K looked as upset as he had ever seen her. “I can’t believe this. Can’t believe you’d be willing to debase yourself in such a way.”
“Look, darlin’, I’m sorry but I just don’t see sexual contact as the horrible, iniquitous crime you seem to think it is. Anyway...” He clapped her on the shoulder. “It’s probably a moot point. Given Ilesca’s interest in my credentials, I’d say she’s more interested in my PhD than my penis.”
K still looked upset. “I don’t like this at all. Why can’t we just skip this planet and continue straight on to Eros?”
“Because without a fully functioning hyperdrive we wouldn’t get there in time for Loki to find another touch-partner. And since Mom is celibate, you’re Miss Touch-Me-Not when it comes to sex, and I sure as hell am not gay, we have to find him someone, preferably another Erian, to complete his cycle with.”
“Who cares about his cycle?” K demanded.
Boone raised an eyebrow. “Well, you should for one. Your Erian DNA ensures that you’re going to be going through the same thing he is sooner or later.”
She looked suddenly pale. “You mean you think I’ll have to... have to... No.” She shook her head. “I refuse to believe that.”
“I’m afraid you’re going to have to face it sooner or later, K. I’ve studied your DNA and it’s even more Erian than Loki’s. Which means that eventually you’re going to have the urges all Erians do.”
“I won’t.” Her voice trembled. “I’ll never do..
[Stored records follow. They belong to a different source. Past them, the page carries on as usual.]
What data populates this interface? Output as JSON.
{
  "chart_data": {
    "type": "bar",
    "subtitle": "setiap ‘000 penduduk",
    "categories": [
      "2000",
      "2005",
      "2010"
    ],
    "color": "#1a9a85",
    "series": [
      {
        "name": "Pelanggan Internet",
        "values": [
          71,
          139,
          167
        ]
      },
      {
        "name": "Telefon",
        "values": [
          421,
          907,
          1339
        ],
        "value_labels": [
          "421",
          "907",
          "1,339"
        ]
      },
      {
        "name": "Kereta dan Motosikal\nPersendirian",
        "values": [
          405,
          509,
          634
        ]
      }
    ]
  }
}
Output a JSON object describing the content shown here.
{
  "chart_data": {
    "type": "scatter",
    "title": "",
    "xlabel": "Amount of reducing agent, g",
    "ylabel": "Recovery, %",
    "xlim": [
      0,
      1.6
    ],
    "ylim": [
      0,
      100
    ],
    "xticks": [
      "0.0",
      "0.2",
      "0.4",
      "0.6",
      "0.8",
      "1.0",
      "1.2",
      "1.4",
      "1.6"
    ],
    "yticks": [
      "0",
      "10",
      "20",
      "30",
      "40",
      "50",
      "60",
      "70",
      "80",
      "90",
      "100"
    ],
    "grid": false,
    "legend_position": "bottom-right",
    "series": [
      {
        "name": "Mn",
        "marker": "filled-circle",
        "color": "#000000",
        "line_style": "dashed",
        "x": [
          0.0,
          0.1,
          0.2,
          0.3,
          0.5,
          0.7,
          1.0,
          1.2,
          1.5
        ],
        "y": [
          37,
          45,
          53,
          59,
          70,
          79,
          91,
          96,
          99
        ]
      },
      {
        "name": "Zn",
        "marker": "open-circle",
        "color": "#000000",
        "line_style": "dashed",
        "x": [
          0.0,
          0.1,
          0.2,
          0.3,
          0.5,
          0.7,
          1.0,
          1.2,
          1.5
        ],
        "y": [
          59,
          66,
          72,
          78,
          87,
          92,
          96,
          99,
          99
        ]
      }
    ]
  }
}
. do that. No matter what.”
“Well, not for a while, we hope anyway.” Boone sighed. He was going to have to resize something to wear planetside after all. He popped open the tiny storage compartment to one side of the locker and began picking through the tiny, doll sized clothes. Loki had thought buying a miniturizer was an unnecessary expense but it had allowed him to pack much more in the limited area of the Erian ship, as well as bring some equipment he might otherwise have had to leave back on Colossus. Of course, he didn’t have room on board ship to resize all of it but in a pinch he could probably work something out.
“I still say we should just go on to Eros,” K said stubbornly, breaking his train of thought.
Boone frowned. “So you’d rather go to Eros than face ‘Miss Meow’ as Loki called her? I thought the entire planet was decadent and depraved.”